L’effondrement du système financier américain et mondial,
les liquidations précipitées sur les marchés boursiers internationaux, et les
plans sans précédent du département du Trésor des Etats-Unis et de la Réserve
fédérale consistant à renflouer avec des sommes massives de 700
milliards $ les banques américaines et d’autres institutions financières sont
apparus plutôt brutalement dans la campagne électorale fédérale canadienne la
semaine dernière.

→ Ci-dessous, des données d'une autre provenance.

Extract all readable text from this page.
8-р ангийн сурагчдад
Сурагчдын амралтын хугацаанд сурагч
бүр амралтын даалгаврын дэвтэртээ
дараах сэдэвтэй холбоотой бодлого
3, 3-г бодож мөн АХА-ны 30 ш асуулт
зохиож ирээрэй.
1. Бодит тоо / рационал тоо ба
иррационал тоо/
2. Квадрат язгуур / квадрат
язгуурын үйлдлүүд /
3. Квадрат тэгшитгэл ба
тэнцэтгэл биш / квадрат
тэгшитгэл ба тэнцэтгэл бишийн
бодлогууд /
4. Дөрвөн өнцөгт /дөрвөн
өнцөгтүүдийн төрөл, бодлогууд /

La catastrophe financière a sérieusement perturbé les
campagnes organisées d’avance de tous les partis cherchant à obtenir des votes
dans l’élection du 14 octobre.
Même avant la panique financière de la semaine dernière,
une impression d’irréalité entourait les campagnes de tous les participants.
L’élection fut déclenchée par le premier ministre conservateur Stephen Harper
afin d’en finir avec l’élection et obtenir une majorité parlementaire avant que
l’économie canadienne ne s’enfonce dans une récession. Et malgré tout, Harper,
le leader de l’opposition libérale Stéphane Dion et le chef du Nouveau Parti
démocratique (NPD) Jack Layton ont mené des campagnes qui minimisent
incroyablement, ou même ignorent, la crise de l’économie mondiale, une crise
que même les médias de la grande entreprise comparent au krach de Wall Street
de 1929 et à la Grande Dépression.
Les partis, du moins jusqu’aux convulsions financières de
la semaine dernière, étaient satisfaits de manœuvrer pour l’avantage électorale
dans l’une ou l’autre région du pays en faisant des appels réactionnaires de
loi et d’ordre, en proposant diverses taxes et dépenses « ciblées » —
toutes présentées dans le carcan patronal d’un « budget équilibré » —
et mettant l’accent sur les « gaffes » (telles que baptisées par les
médias) de leurs rivaux.
La crise systémique du capitalisme et l’échec évident de
l’idéologie du « libre marché » n’ont pas été les seuls sujets tabous
durant la campagne. Le rôle dirigeant des Forces armées canadiennes (FAC) dans
la guerre en Afghanistan — auquel s’oppose la majorité des Canadiens — n’a été
mentionné qu’à quelques rares occasions. Les libéraux et les conservateurs ne
sont pas désireux de rappeler aux électeurs qu’ils se sont alliés plus tôt
cette année pour s’assurer que les troupes canadiennes poursuivraient la guerre
en Afghanistan jusqu’en 2012. Le NPD, impatient de rassurer l’élite canadienne
qu’il est « responsable », minimise son appel à un retrait rapide des
FAC de la mission de contre-insurrection en Afghanistan.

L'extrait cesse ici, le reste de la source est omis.